If Nadella were to listen to these stockholders and abandon these consumer products, it would definitely create some tension, as these product lines are the works of his predecessors Bill Gates and Steve Ballmer. Nadella is a 22 -year veteran of Microsoft, and owes much of his success to the two. Microsoft’s Windows division has recently seen reduced profits – last year’s net for them was $9.5 billion, which is down from $11.6 billion in 2012 and $12.3 billion in 2011. With a $900 million loss on unsold Surface tablets and a $1.3 billion loss in the online services division – which Bing is a part of – it’s easy to see why investors are concerned.

 

While Xbox is probably doing the best out of the three products, it’s no secret that Sony’s rival PlayStation 4 has greatly outsold the new Xbox One – mostly due to a heftier price tag on the Xbox One and a horribly botched unveiling. Ever since the initial announcement, in which the public first learned of plans for draconian DRM, a terrible used games policy, and a focus more on social media and TV than games, it’s been an uphill battle in the Xbox One’s PR department.
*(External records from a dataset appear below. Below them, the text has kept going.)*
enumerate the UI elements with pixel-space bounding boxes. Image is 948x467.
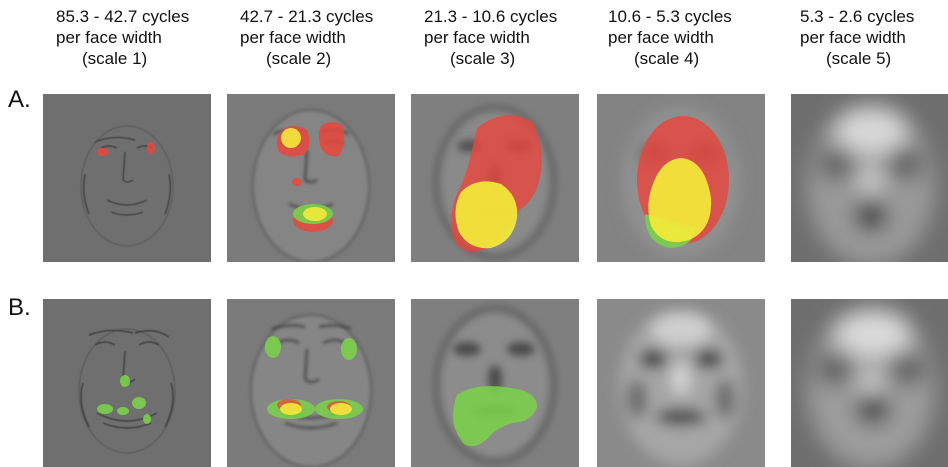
face-image (597, 94, 765, 262)
green-region (97, 404, 113, 414)
face-image (227, 299, 395, 467)
column-header-scale: (scale 5) (826, 49, 892, 68)
yellow-region (648, 158, 712, 243)
green-region (120, 375, 130, 387)
yellow-region (455, 181, 518, 249)
column-header-line1: 10.6 - 5.3 cycles (608, 7, 732, 26)
column-header-line2: per face width (424, 28, 530, 47)
column-header-line2: per face width (800, 28, 906, 47)
column-header-scale: (scale 4) (634, 49, 700, 68)
yellow-region (280, 403, 302, 415)
green-region (265, 336, 281, 358)
panel-b-scale-3 (411, 299, 579, 467)
face-image (43, 94, 211, 262)
column-header-scale-4: 10.6 - 5.3 cycles per face width (scale … (608, 6, 732, 69)
yellow-region (281, 128, 301, 148)
red-region (97, 148, 109, 156)
green-region (117, 407, 129, 415)
green-region (132, 397, 146, 409)
column-header-scale-3: 21.3 - 10.6 cycles per face width (scale… (424, 6, 557, 69)
face-image (227, 94, 395, 262)
panel-b-scale-2 (227, 299, 395, 467)
column-header-line2: per face width (608, 28, 714, 47)
column-header-scale: (scale 2) (266, 49, 332, 68)
column-header-line1: 42.7 - 21.3 cycles (240, 7, 374, 26)
row-label-a: A. (8, 86, 31, 113)
column-header-scale: (scale 1) (82, 49, 148, 68)
column-header-line2: per face width (240, 28, 346, 47)
row-label-b: B. (8, 294, 31, 321)
red-region (319, 122, 345, 157)
column-header-line1: 85.3 - 42.7 cycles (56, 7, 190, 26)
face-image (597, 299, 765, 467)
panel-a-scale-4 (597, 94, 765, 262)
panel-a-scale-5 (791, 94, 948, 262)
panel-b-scale-5 (791, 299, 948, 467)
face-image (43, 299, 211, 467)
column-header-line1: 5.3 - 2.6 cycles (800, 7, 915, 26)
column-header-line2: per face width (56, 28, 162, 47)
face-image (791, 94, 948, 262)
panel-a-scale-3 (411, 94, 579, 262)
green-region (341, 338, 357, 360)
face-image (411, 299, 579, 467)
red-region (147, 142, 155, 154)
face-image (791, 299, 948, 467)
yellow-region (303, 207, 327, 221)
column-header-line1: 21.3 - 10.6 cycles (424, 7, 558, 26)
green-region (453, 386, 537, 447)
green-region (143, 414, 151, 424)
column-header-scale-5: 5.3 - 2.6 cycles per face width (scale 5… (800, 6, 914, 69)
column-header-scale-2: 42.7 - 21.3 cycles per face width (scale… (240, 6, 373, 69)
yellow-region (330, 403, 352, 415)
panel-b-scale-1 (43, 299, 211, 467)
panel-b-scale-4 (597, 299, 765, 467)
column-header-scale-1: 85.3 - 42.7 cycles per face width (scale… (56, 6, 189, 69)
column-header-scale: (scale 3) (450, 49, 516, 68)
panel-a-scale-2 (227, 94, 395, 262)
face-image (411, 94, 579, 262)
panel-a-scale-1 (43, 94, 211, 262)
red-region (292, 178, 302, 186)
They’ve since dropped all of the DRM (after Sony destroyed them with their PlayStation 4 unveiling), but a lot of gamers still feel slighted. After all, if there was no competition from Sony, that terrible DRM would have made in into the final retail units.

 

Time will tell if the Xbox survives the new CEO’s reign, but it seems more likely that the Surface and Bing are on the chopping block first.